Anmeldung bis zum 30.9. unter E-Mail: tagung.sexualitaet.2011
@googlemail.com
Schriftlich:
Internationales Zentrum für Ethik in den Wissenschaften
(IZEW) – Tagung Sexualität - Prof. Dr. Regina Ammicht Quinn
Wilhelmstr. 19, 72074 Tübingen
Ursprünglich als kirchliche Veranstaltung geplant, wurde die Tagung vom Stuttgarter Bischof Gebhard Fürst verboten. Er fürchtete eine innerkirchliche Polarisierung. Nun wird an anderem Ort gedacht und diskutiert. Die FR unterstreicht als Gastgeberin das Ideal der offenen, demokratischen Kommunikation. Auch die Deutsche Forschungsgemeinschaft unterstützt die Tagung finanziell.
Viele Christen vermissen in ihrer Kirche diese Offenheit in heiklen Fragen – auch und gerade nach dem Missbrauchsskandal. Das Entsetzen über die Fälle sexueller Gewalt gegen Kinder und Jugendliche im Raum der Kirche war auch darum so groß, weil sie vor dem Hintergrund einer besonders strengen Sexualmoral stattfanden. "Es ist eine Sexualmoral, die nicht nur droht, ins Leere zu laufen, sondern selbst unmoralisch zu werden“, warnt die Mitveranstalterin der Tagung, Regina Ammicht Quinn, vom Internationalen Zentrum für Ethik in den Wissenschaften der Universität Tübingen.
Interessierte herzlich eingeladen
„Eine möglichst breite und offene Diskussion ist uns wichtig“, sagt Ammicht Quinn. "Darum sind alle Interessierten herzlich eingeladen."
Die Diskurse über Sexualität sind vielfältig und unübersichtlich.

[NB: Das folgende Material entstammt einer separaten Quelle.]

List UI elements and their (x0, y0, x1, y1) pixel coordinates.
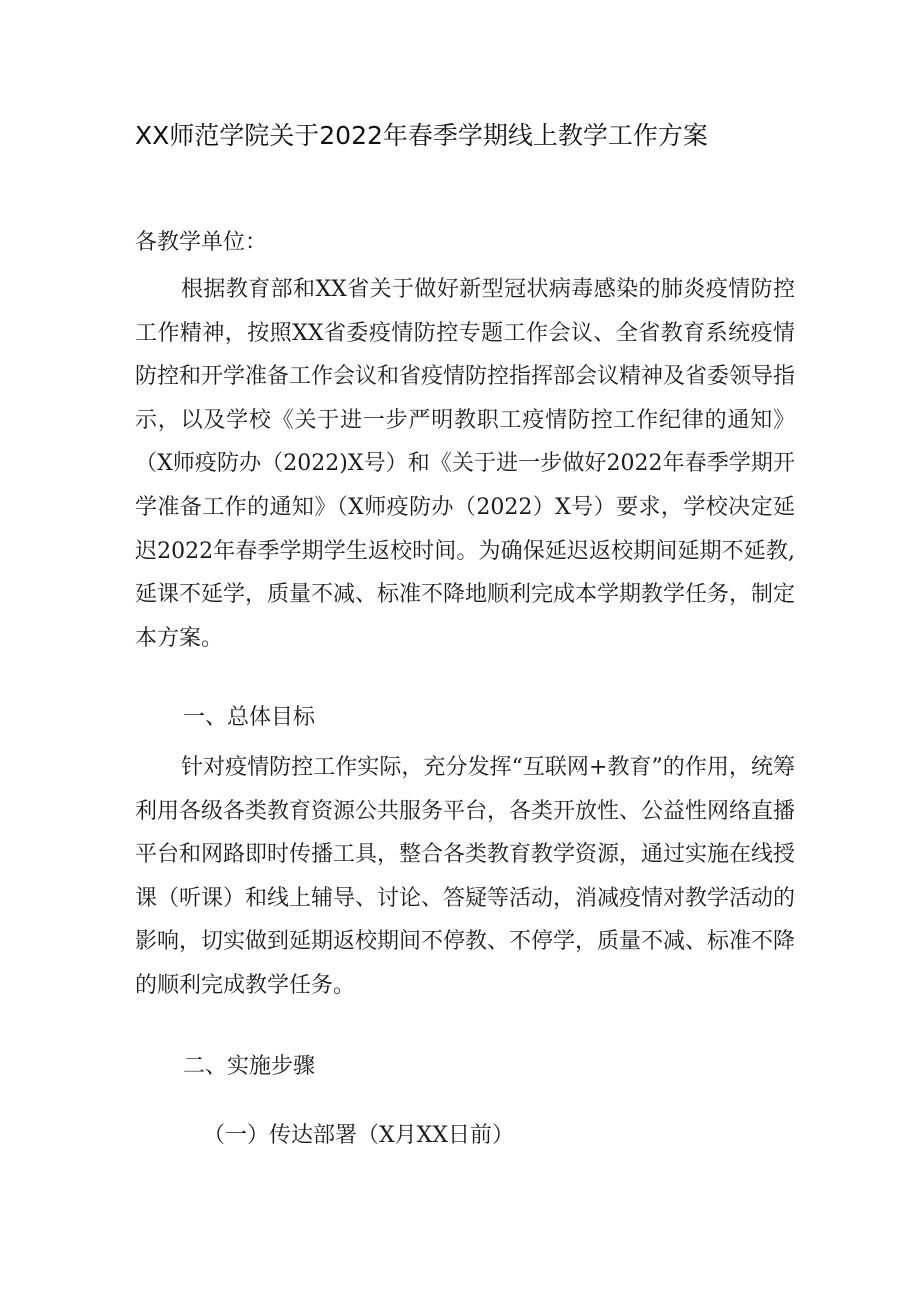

Es gibt eine breite Pornografisierung, die das, was für vorherige Generationen ein Skandal gewesen wäre, täglich in der Werbung präsentiert. Es gibt Pillen für Probleme, und Jugendliche haben es nicht selten mit einer Vorstellung von Sexualität zu tun, die „gut“ ist, wenn sie „schneller, höher, weiter“ ist. Zugleich findet eine breite Re-Romantisierung auch in der Jugendkultur statt. Denken und Sprechen über Sex ist auch Sprechen über Macht, Politik und Religion. So wird die Grazer Religionswissenschaftlerin Theresia Heimerl unter dem Titel „…sie wollen alle das eine“ über kulturwissenschaftliche und theologische Perspektiven auf männliche Sexualität sprechen, die Freiburger Soziologin Nina Degele über die Rolle der Körper in unserer Gesellschaft, die Frankfurter Klinische Psychologin Ilka Quindeau über Fragen der Zweigeschlechtlichkeit.

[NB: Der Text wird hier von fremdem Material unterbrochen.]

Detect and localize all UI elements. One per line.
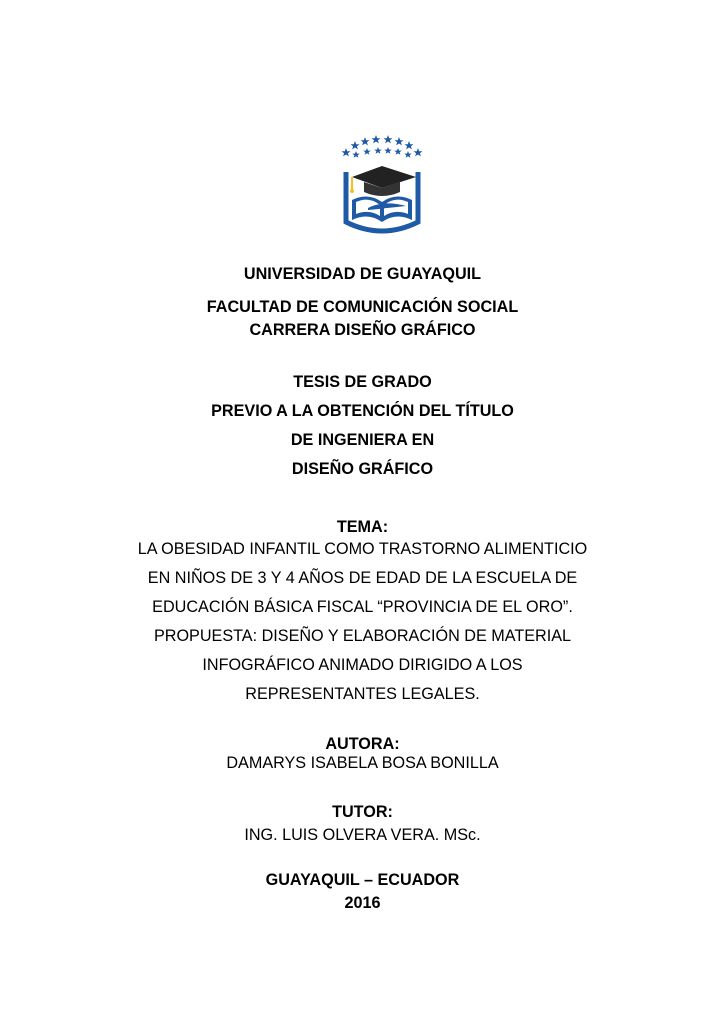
university-name: UNIVERSIDAD DE GUAYAQUIL (243, 265, 482, 283)
thesis-purpose-line2: DE INGENIERA EN (290, 431, 435, 449)
star-icon (405, 141, 414, 149)
star-icon (361, 137, 370, 145)
star-icon (395, 137, 404, 145)
topic-line: REPRESENTANTES LEGALES. (245, 685, 480, 703)
star-icon (342, 148, 351, 156)
topic-line: LA OBESIDAD INFANTIL COMO TRASTORNO ALIMENTICIO (137, 540, 588, 558)
topic-label: TEMA: (336, 518, 389, 536)
topic-line: INFOGRÁFICO ANIMADO DIRIGIDO A LOS (202, 656, 523, 674)
star-icon (372, 135, 381, 143)
year: 2016 (344, 894, 381, 912)
tutor-label: TUTOR: (332, 803, 393, 821)
star-icon (374, 147, 382, 154)
star-icon (384, 147, 392, 154)
star-icon (352, 151, 360, 158)
tutor-name: ING. LUIS OLVERA VERA. MSc. (244, 826, 481, 844)
star-icon (351, 141, 360, 149)
author-label: AUTORA: (325, 735, 400, 753)
star-icon (363, 148, 371, 155)
star-icon (414, 148, 423, 156)
thesis-purpose-line1: PREVIO A LA OBTENCIÓN DEL TÍTULO (211, 402, 514, 420)
faculty-name: FACULTAD DE COMUNICACIÓN SOCIAL (206, 298, 519, 316)
author-name: DAMARYS ISABELA BOSA BONILLA (226, 754, 499, 772)
topic-line: PROPUESTA: DISEÑO Y ELABORACIÓN DE MATERIAL (153, 627, 572, 645)
star-icon (394, 148, 402, 155)
thesis-purpose-line3: DISEÑO GRÁFICO (291, 460, 434, 478)
topic-line: EN NIÑOS DE 3 Y 4 AÑOS DE EDAD DE LA ESCUELA DE (147, 569, 578, 587)
star-icon (384, 135, 393, 143)
location: GUAYAQUIL – ECUADOR (265, 871, 460, 889)
career-name: CARRERA DISEÑO GRÁFICO (249, 321, 476, 339)
star-icon (404, 151, 412, 158)
thesis-type: TESIS DE GRADO (293, 373, 432, 391)
topic-line: EDUCACIÓN BÁSICA FISCAL “PROVINCIA DE EL ORO”. (152, 598, 573, 616)
university-crest-icon (338, 130, 426, 236)
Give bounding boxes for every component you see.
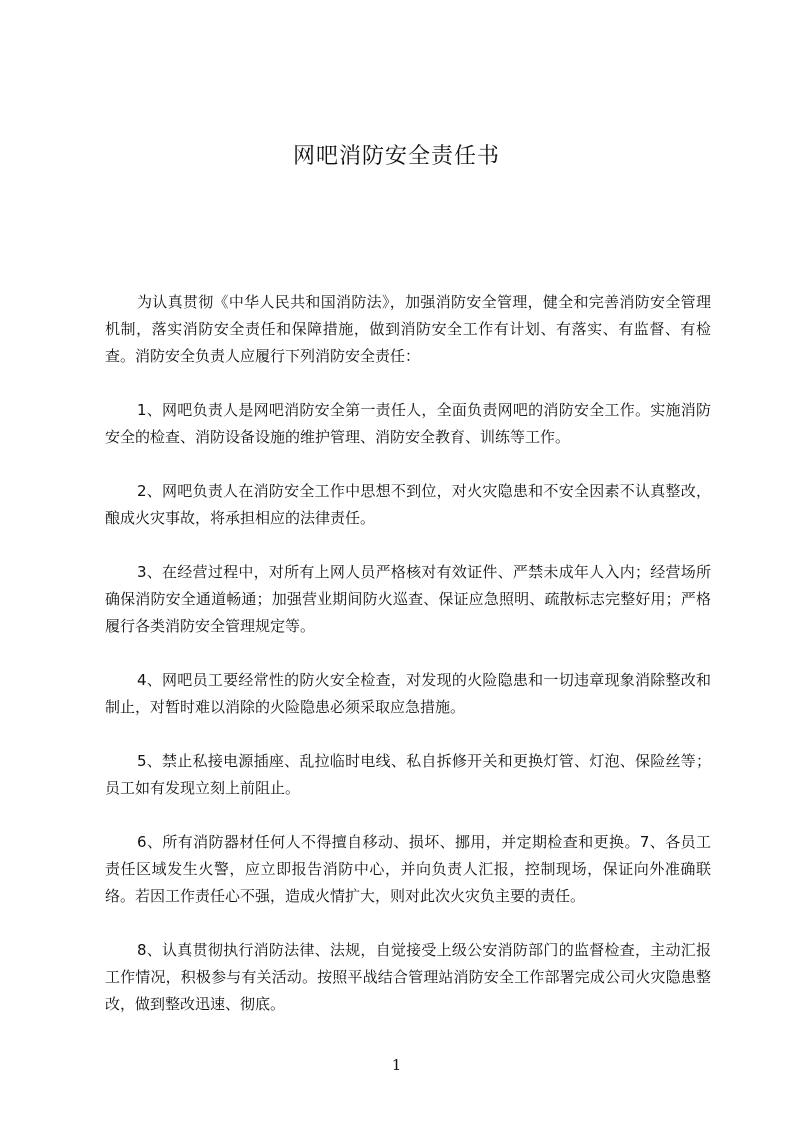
clause-3-paragraph: 3、在经营过程中，对所有上网人员严格核对有效证件、严禁未成年人入内；经营场所确保消防安全通道畅通；加强营业期间防火巡查、保证应急照明、疏散标志完整好用；严格履行各类消防安全管理规定等。 [105, 563, 711, 635]
intro-paragraph: 为认真贯彻《中华人民共和国消防法》，加强消防安全管理，健全和完善消防安全管理机制，落实消防安全责任和保障措施，做到消防安全工作有计划、有落实、有监督、有检查。消防安全负责人应履行下列消防安全责任： [105, 293, 711, 365]
clause-6-7-paragraph: 6、所有消防器材任何人不得擅自移动、损坏、挪用，并定期检查和更换。7、各员工责任区域发生火警，应立即报告消防中心，并向负责人汇报，控制现场，保证向外准确联络。若因工作责任心不强，造成火情扩大，则对此次火灾负主要的责任。 [105, 833, 711, 905]
document-body [105, 289, 711, 1018]
clause-1-paragraph: 1、网吧负责人是网吧消防安全第一责任人，全面负责网吧的消防安全工作。实施消防安全的检查、消防设备设施的维护管理、消防安全教育、训练等工作。 [105, 401, 711, 446]
clause-8-paragraph: 8、认真贯彻执行消防法律、法规，自觉接受上级公安消防部门的监督检查，主动汇报工作情况，积极参与有关活动。按照平战结合管理站消防安全工作部署完成公司火灾隐患整改，做到整改迅速、彻底。 [105, 941, 711, 1013]
clause-2-paragraph: 2、网吧负责人在消防安全工作中思想不到位，对火灾隐患和不安全因素不认真整改，酿成火灾事故，将承担相应的法律责任。 [105, 482, 711, 527]
page-number: 1 [391, 1056, 402, 1074]
clause-5-paragraph: 5、禁止私接电源插座、乱拉临时电线、私自拆修开关和更换灯管、灯泡、保险丝等；员工如有发现立刻上前阻止。 [105, 752, 711, 797]
document-title: 网吧消防安全责任书 [292, 144, 500, 169]
clause-4-paragraph: 4、网吧员工要经常性的防火安全检查，对发现的火险隐患和一切违章现象消除整改和制止，对暂时难以消除的火险隐患必须采取应急措施。 [105, 671, 711, 716]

Zölibat und Reinheit sind die Themen des Essener Theologen Hubertus Lutterbach, und der Münchener Theologe Norbert Reck greift das Thema Homosexualität und Christentum auf. Die Direktorin des Instituts für Sexualforschung und Forensische Psychologie der Universität Hamburg, Hertha Richter-Appelt, spricht über sexuelle Traumatisierung.
Den Blick der Medienöffentlichkeit auf Gewalt, Kirche und Sexualität stellt FR-Chefkorrespondent Joachim Frank dar.